The third period, from 1988 to the end of his life, reflected McKay’s entire musical experience. Examples from this period are Symphony No.2; From a Jade Terrace for soprano and chamber ensemble; Kahalaopuna, Princess of Mānoa, an opera for youth; Connexions for clarinet duo; Ku‘u Pua Rose for mixed chorus; and Such Sweet Sorrow for orchestra.

During his teaching career at the University of Hawai‘i at Mānoa, Dr. McKay established courses in jazz improvisation and jazz arranging, and developed a contemporary music ensemble.

A fellow of the MacDowell Colony, he was also a member of the American Music Center, the Society of Composers, Inc., and the College Music Society. As an ASCAP member, McKay received numerous awards for publication and performance of his works.

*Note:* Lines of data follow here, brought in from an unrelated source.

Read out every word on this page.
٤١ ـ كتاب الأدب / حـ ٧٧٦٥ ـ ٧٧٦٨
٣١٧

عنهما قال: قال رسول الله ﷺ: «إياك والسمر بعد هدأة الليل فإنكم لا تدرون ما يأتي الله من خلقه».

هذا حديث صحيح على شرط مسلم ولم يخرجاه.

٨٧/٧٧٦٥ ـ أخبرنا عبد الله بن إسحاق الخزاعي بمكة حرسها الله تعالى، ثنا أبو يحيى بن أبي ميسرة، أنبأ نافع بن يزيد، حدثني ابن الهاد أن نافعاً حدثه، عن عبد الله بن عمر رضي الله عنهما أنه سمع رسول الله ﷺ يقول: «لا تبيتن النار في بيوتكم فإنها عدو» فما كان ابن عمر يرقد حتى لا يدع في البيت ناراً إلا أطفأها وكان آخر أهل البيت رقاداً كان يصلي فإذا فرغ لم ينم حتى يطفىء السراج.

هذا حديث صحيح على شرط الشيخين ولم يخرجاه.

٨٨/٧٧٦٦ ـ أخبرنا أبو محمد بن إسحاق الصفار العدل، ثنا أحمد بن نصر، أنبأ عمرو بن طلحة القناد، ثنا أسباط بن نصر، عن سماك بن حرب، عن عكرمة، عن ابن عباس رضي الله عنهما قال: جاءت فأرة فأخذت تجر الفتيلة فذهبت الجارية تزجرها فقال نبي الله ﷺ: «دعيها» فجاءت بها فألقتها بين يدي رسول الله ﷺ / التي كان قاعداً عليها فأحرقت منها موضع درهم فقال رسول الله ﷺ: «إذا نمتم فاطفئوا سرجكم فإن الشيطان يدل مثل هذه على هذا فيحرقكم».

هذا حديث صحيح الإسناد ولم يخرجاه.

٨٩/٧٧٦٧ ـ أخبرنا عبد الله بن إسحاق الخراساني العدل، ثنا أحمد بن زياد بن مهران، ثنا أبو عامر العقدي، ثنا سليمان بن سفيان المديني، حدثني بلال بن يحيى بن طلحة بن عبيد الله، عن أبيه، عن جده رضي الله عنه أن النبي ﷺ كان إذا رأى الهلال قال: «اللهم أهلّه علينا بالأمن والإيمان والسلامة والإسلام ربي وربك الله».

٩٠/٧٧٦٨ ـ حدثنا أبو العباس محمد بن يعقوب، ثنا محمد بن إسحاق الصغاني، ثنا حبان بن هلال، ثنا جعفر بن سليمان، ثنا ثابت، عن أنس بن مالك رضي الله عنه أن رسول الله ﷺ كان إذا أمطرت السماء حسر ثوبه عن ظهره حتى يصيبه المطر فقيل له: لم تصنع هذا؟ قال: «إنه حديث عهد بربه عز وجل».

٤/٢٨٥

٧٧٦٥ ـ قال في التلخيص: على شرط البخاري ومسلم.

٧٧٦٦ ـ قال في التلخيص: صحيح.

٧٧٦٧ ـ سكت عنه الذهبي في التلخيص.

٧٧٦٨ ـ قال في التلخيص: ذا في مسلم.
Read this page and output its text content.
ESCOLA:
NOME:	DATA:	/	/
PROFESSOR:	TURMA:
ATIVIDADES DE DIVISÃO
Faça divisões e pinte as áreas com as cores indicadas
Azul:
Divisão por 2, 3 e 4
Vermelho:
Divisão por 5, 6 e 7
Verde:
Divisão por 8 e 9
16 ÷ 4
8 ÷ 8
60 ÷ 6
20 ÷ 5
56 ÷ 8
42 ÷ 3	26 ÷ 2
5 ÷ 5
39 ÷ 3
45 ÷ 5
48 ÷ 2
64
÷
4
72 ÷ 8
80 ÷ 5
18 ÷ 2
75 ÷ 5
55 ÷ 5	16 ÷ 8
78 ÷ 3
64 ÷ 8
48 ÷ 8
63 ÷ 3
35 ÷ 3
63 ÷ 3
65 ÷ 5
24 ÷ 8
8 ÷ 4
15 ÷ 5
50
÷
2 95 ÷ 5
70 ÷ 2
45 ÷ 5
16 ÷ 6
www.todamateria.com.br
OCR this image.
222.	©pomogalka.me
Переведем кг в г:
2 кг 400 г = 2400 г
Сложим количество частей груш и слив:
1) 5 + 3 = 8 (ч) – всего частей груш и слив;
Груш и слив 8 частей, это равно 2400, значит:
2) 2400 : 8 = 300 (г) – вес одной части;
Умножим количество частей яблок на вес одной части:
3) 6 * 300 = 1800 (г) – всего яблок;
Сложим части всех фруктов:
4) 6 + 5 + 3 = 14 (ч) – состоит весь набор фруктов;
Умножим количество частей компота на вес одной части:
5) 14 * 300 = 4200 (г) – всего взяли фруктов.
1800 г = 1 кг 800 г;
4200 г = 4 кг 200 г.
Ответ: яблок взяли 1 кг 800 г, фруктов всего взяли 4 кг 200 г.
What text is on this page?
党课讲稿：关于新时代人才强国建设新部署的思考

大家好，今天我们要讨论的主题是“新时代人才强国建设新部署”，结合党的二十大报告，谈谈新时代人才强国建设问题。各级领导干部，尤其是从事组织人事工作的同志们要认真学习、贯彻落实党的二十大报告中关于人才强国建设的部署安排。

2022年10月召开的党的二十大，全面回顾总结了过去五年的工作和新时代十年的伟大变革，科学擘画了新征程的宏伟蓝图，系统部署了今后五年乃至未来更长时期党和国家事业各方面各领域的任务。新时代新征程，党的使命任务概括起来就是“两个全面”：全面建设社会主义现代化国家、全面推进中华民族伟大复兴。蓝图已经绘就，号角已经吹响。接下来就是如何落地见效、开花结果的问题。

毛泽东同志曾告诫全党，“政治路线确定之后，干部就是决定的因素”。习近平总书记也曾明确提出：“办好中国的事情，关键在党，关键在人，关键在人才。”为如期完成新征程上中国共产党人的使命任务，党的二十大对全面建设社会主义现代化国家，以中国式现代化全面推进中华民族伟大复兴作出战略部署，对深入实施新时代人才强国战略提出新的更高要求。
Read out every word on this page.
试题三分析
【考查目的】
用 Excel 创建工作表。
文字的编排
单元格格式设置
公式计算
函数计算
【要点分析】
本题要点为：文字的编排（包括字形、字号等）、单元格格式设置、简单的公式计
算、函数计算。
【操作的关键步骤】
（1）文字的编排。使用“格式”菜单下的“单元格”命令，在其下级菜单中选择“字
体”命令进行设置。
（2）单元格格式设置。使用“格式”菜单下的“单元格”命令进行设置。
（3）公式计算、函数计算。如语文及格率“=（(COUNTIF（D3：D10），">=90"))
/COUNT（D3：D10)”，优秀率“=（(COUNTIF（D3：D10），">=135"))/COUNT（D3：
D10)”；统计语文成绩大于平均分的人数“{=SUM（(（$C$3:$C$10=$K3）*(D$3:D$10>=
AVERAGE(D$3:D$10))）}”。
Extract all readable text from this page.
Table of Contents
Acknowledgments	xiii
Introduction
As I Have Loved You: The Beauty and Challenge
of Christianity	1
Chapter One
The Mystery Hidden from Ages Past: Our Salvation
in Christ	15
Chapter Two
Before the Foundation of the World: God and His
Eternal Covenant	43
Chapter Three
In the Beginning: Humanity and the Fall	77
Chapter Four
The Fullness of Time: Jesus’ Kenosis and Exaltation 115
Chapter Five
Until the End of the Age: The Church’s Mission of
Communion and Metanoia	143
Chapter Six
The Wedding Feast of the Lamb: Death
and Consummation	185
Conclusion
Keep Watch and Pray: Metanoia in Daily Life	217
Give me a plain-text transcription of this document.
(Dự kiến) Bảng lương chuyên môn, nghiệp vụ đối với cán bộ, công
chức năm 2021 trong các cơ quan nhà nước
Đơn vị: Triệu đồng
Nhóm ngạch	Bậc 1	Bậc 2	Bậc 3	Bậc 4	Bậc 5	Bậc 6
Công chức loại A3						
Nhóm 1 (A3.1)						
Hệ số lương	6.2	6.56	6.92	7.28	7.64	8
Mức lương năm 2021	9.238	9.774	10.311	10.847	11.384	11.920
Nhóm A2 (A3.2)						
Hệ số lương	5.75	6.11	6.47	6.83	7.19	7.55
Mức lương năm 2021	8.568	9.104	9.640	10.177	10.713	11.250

On the less serious side, one of Dr, McKay’s pop tunes, I Fell in Love with Honolulu, has been recorded many times and he continues to arrange music for jazz ensembles here and in Canada.

In 1997 he was a composer-in-residence at the Piccolo Spoleto Festival in Charleston, South Carolina, where his experimental piece, Kaleidoscope, was performed by the Charleston Symphony. In the same year, the Hawai‘i State Foundation on Culture and the Arts awarded Dr. McKay an Individual Artist Fellowship “in recognition of artistic excellence, significant accomplishments in Music Composition, and commitment to the Arts in the State of Hawai‘i.”